Inside a bullet-worn airsoft arena in August, I led 15 journalists and activists at gunpoint through a labyrinth of graffitied walls and into a small, cramped enclave. There, they were ordered to stand with their palms against the wall; and if they didn’t comply, I was ordered to shove them with my gun. I’ll admit that I’m a small woman with negligible upper body strength. But in that moment, I was an aggressor establishing a hostile ambience; and I found myself shouting orders, cursing, grabbing their wrists, and outright threatening the journalists. “That’s a darling watch,” I sneered at one woman. “I’m sure my boss’s wife will love it.”
I dished out arbitrary punishments (“Kneel! You there: Stand with your arms in the air!”) and questioned the hostages (“You work for an education organization? That’s funny—your friend here said she writes.”). One wrong look, or even one look at all, and these people would be blindfolded and escorted to another smaller, louder room by an actual ex-army black belt. You think that’s scary? Imagine knowing that, once make-believe is over, you’ll really be in Afghanistan and the gun to your back won’t be a prop.
The journalists and activists were participants in one of Frank Smyth’s Global Journalist Security training courses. Founded in 2011, GJS integrates the “physical, digital, and emotional aspects of self-protection.” Smyth, its founder, is a seasoned journalist (and a senior adviser at the Committee to Protect Journalists) who has covered conflict in El Salvador, Guatemala, Cuba, Colombia, Rwanda, Sudan, Jordan, and Iraq, where he was imprisoned for 18 days in 1991. He also wrote the Dart Center’s and CPJ’s main security guides.
Before leaving the US to cover human rights abuses in El Salvador, Smyth
took a course on digital safety and became a certified ambulance technician in New Jersey. But when he was abroad, he felt that his training was inadequate, even irrelevant. Smyth found that, when it comes to journalist security training, there is a tendency for trainers to teach what they know instead of what journalists need. So he founded his own.

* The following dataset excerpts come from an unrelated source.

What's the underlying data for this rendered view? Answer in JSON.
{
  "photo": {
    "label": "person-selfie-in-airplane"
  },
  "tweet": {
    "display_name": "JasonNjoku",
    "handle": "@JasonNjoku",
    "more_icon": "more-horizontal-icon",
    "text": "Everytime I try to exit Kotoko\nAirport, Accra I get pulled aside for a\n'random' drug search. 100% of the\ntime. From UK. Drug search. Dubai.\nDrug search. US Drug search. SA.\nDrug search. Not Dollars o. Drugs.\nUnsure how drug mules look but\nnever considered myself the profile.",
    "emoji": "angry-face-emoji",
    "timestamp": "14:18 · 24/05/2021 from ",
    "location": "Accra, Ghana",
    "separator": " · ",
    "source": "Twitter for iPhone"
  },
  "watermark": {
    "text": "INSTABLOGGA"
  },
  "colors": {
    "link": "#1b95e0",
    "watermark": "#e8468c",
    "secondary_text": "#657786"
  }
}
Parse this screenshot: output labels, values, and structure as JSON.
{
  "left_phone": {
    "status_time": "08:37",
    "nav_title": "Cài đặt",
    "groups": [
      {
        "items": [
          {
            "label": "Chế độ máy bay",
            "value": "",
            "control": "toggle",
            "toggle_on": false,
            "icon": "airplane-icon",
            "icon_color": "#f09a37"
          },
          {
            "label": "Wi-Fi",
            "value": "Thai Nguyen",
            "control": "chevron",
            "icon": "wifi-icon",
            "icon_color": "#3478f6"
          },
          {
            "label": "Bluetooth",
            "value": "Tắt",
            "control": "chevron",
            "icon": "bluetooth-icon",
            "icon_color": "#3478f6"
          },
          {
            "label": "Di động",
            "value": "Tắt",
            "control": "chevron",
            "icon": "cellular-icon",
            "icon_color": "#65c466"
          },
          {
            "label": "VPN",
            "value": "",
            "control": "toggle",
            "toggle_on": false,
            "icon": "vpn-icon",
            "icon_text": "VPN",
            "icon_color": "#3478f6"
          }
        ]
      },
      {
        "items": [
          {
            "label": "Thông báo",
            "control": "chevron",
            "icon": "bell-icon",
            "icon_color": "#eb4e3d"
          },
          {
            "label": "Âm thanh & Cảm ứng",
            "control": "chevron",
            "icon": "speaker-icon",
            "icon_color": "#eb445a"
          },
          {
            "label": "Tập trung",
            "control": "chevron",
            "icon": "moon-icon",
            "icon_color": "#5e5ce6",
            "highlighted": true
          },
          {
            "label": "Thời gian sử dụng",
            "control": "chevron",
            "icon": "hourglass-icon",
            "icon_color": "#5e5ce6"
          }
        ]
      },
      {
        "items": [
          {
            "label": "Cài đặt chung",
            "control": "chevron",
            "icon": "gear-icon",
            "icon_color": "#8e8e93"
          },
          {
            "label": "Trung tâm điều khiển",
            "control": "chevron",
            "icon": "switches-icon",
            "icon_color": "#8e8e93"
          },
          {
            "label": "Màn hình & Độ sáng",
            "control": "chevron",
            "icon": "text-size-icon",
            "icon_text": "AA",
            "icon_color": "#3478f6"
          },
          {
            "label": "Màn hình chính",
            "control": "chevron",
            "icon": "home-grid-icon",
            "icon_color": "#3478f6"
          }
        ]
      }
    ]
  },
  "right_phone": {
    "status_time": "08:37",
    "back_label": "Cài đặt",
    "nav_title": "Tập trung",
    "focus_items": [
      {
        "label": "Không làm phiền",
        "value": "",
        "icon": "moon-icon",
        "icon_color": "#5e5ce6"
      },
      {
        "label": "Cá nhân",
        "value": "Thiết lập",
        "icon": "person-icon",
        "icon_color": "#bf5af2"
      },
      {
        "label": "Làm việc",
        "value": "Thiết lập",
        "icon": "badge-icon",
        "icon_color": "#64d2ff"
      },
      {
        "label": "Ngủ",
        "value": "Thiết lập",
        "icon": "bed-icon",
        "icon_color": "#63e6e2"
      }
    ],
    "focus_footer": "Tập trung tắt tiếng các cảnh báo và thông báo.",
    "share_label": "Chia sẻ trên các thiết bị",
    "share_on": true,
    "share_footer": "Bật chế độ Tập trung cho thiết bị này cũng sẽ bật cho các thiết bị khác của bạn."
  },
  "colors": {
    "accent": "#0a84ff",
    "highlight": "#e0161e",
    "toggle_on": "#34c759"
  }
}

“You want to give people skills to stay in the moment and not freeze or go into panic mode,” Smyth said. “Some people will forget to yell, ‘Hey, she’s being dragged away—we have to help her!’ [The training] plants seeds, things to remember.”
GJS’s courses are not limited to typical military or first aid training. Rather, they stress the importance of cultural, digital, and, especially, emotional preparation through a sensory-immersive environment, which means that participating journalists may be squirted with blood while addressing a “bystander’s” wounds, abducted while walking “city streets,” and forcefully questioned in an attempt to break their “cover story”—all under the ubiquitous noises of a “foreign landscape,” which are conjured by Smyth’s sound engineer and paid actors, like me.
By providing a faux-hostile environment for participants, Smyth’s simulations force them to become familiar with how they react in stressful situations. One young man was prone to back-talking authority figures and was escorted to a higher security “prison.” Another woman, when dressing my “serious wound,” did not notice when I “fell out of consciousness” because she was too intent on tying a bandage. Would you drop to the ground if you heard a gunshot? GJS provides classes before hurling the participants into the simulations, where there can be no divide between theory and practice.
Other training outlets provide specialized classes, such as first-aid training or travel safety. Few are journalist-specific and even fewer teach outside a classroom. Smyth emphasizes the fact that security can no longer be compartmentalized; all aspects must be integrated in support of physical, psychological, and information “equilibrium,” a journalist’s most trusted defense in a hostile scenario. That concept is taught by Sara Salam, the “personal safety, assault avoidance, and self-care director” of GJS. Severe yet compassionate, Salam is certified as a Krav Maga Level 5 instructor by the Krav Maga Alliance, and as a rape crisis counselor. “She can teach people how to project their tone of voice, strength, and confidence,” Smyth says.
Smyth’s organization is growing fast. I was among the first group of actors participating in simulations. Smyth is also working on course customization: If he trains a group of journalists working in Pakistan or Afghanistan, he designs a simulation with resonant cultural components. His courses have hosted journalists going to Bahrain, Afghanistan, Syria, Kenya, El Salvador, Georgia, Iraq, Bangladesh, Uganda, Ethiopia, Mexico, and Russia.
But will training in a Maryland airsoft arena really transfer to life-or-death situations in foreign territory? Smyth notes, “It’s hard to train people in terms of wisdom of age and benefit of prudence.”